[Q1] Find the average velocity during the time interval Δt that begins at time t.

The average velocity is defined as the total displacement divided by the time interval:

$$ \bar{v} = \frac{\Delta s}{\Delta t} $$

The time interval begins at time $t$ and ends at $t + \Delta t$. The positions at these times are given by the equation $s = 3t^2$:

$$ s(t) = 3t^2 $$ $$ s(t+\Delta t) = 3(t+\Delta t)^2 $$

The displacement $\Delta s$ during this interval is the difference between the final and initial positions:

$$ \Delta s = s(t+\Delta t) - s(t) = 3(t+\Delta t)^2 - 3t^2 $$

Expanding the expression:

$$ \Delta s = 3(t^2 + 2t\Delta t + (\Delta t)^2) - 3t^2 = 6t\Delta t + 3(\Delta t)^2 $$

Substituting this into the definition of average velocity:

$$ \bar{v} = \frac{\Delta s}{\Delta t} = \frac{6t\Delta t + 3(\Delta t)^2}{\Delta t} $$ $$ \bar{v} = 6t + 3\Delta t $$

[Q2] Find the magnitude of the instantaneous velocity at time t.

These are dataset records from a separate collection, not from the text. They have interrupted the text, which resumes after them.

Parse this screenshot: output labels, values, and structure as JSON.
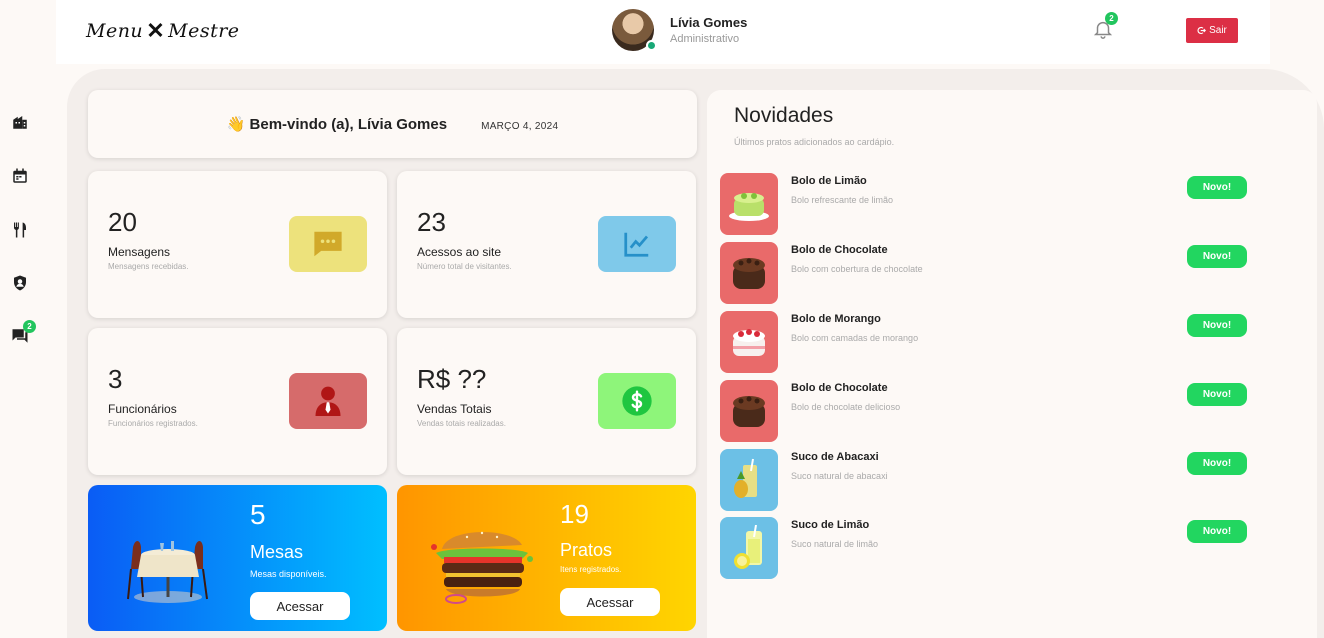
{
  "header": {
    "logo": {
      "left": "Menu",
      "right": "Mestre"
    },
    "user": {
      "name": "Lívia Gomes",
      "role": "Administrativo"
    },
    "notifications_count": "2",
    "logout_label": "Sair"
  },
  "sidebar": {
    "items": [
      {
        "name": "building",
        "icon": "building-icon"
      },
      {
        "name": "calendar",
        "icon": "calendar-icon"
      },
      {
        "name": "cutlery",
        "icon": "cutlery-icon"
      },
      {
        "name": "user-badge",
        "icon": "user-badge-icon"
      },
      {
        "name": "messages",
        "icon": "chat-icon",
        "badge": "2"
      }
    ]
  },
  "welcome": {
    "emoji": "👋",
    "title": "Bem-vindo (a), Lívia Gomes",
    "date": "MARÇO 4, 2024"
  },
  "stats": [
    {
      "value": "20",
      "label": "Mensagens",
      "sub": "Mensagens recebidas.",
      "icon": "chat-dots-icon",
      "color": "#ede27c",
      "icon_color": "#d1a92a"
    },
    {
      "value": "23",
      "label": "Acessos ao site",
      "sub": "Número total de visitantes.",
      "icon": "line-chart-icon",
      "color": "#7fc9ea",
      "icon_color": "#2690c9"
    },
    {
      "value": "3",
      "label": "Funcionários",
      "sub": "Funcionários registrados.",
      "icon": "employee-icon",
      "color": "#d66b6b",
      "icon_color": "#b01616"
    },
    {
      "value": "R$ ??",
      "label": "Vendas Totais",
      "sub": "Vendas totais realizadas.",
      "icon": "dollar-icon",
      "color": "#8ef57a",
      "icon_color": "#1fc640"
    }
  ],
  "promos": {
    "tables": {
      "value": "5",
      "label": "Mesas",
      "sub": "Mesas disponíveis.",
      "button": "Acessar"
    },
    "dishes": {
      "value": "19",
      "label": "Pratos",
      "sub": "Itens registrados.",
      "button": "Acessar"
    }
  },
  "news": {
    "title": "Novidades",
    "subtitle": "Últimos pratos adicionados ao cardápio.",
    "items": [
      {
        "name": "Bolo de Limão",
        "desc": "Bolo refrescante de limão",
        "badge": "Novo!",
        "thumb_color": "#e96a6a",
        "image": "lime-cake"
      },
      {
        "name": "Bolo de Chocolate",
        "desc": "Bolo com cobertura de chocolate",
        "badge": "Novo!",
        "thumb_color": "#e96a6a",
        "image": "chocolate-cake"
      },
      {
        "name": "Bolo de Morango",
        "desc": "Bolo com camadas de morango",
        "badge": "Novo!",
        "thumb_color": "#e96a6a",
        "image": "strawberry-cake"
      },
      {
        "name": "Bolo de Chocolate",
        "desc": "Bolo de chocolate delicioso",
        "badge": "Novo!",
        "thumb_color": "#e96a6a",
        "image": "chocolate-cake"
      },
      {
        "name": "Suco de Abacaxi",
        "desc": "Suco natural de abacaxi",
        "badge": "Novo!",
        "thumb_color": "#6cc0e6",
        "image": "pineapple-juice"
      },
      {
        "name": "Suco de Limão",
        "desc": "Suco natural de limão",
        "badge": "Novo!",
        "thumb_color": "#6cc0e6",
        "image": "lemon-juice"
      }
    ]
  }
}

The problem states the motion is uniformly accelerated. We compare the given position equation, $s = 3t^2$, with the general kinematic equation for uniformly accelerated motion, $s = s_0 + v_0 t + \frac{1}{2} a t^2$. This comparison yields: Initial position $s_0 = 0$ Initial velocity $v_0 = 0$

$\frac{1}{2}a = 3 \implies a = 6$ m/s²

The instantaneous velocity for uniformly accelerated motion is given by $v(t) = v_0 + at$. Substituting the values we found:

$$ v(t) = 0 + (6)t = 6t $$

Since time $t \ge 0$, the magnitude of the instantaneous velocity is equal to its value.

Alternative (Calculus-based) Method: The instantaneous velocity is the limit of the average velocity (from Q1) as the time interval $\Delta t$ approaches zero:

$$ v(t) = \lim_{\Delta t \to 0} \bar{v} = \lim_{\Delta t \to 0} (6t + 3\Delta t) = 6t $$

This is equivalent to the time derivative of the position function:

$$ v(t) = \frac{ds}{dt} = \frac{d}{dt}(3t^2) = 6t $$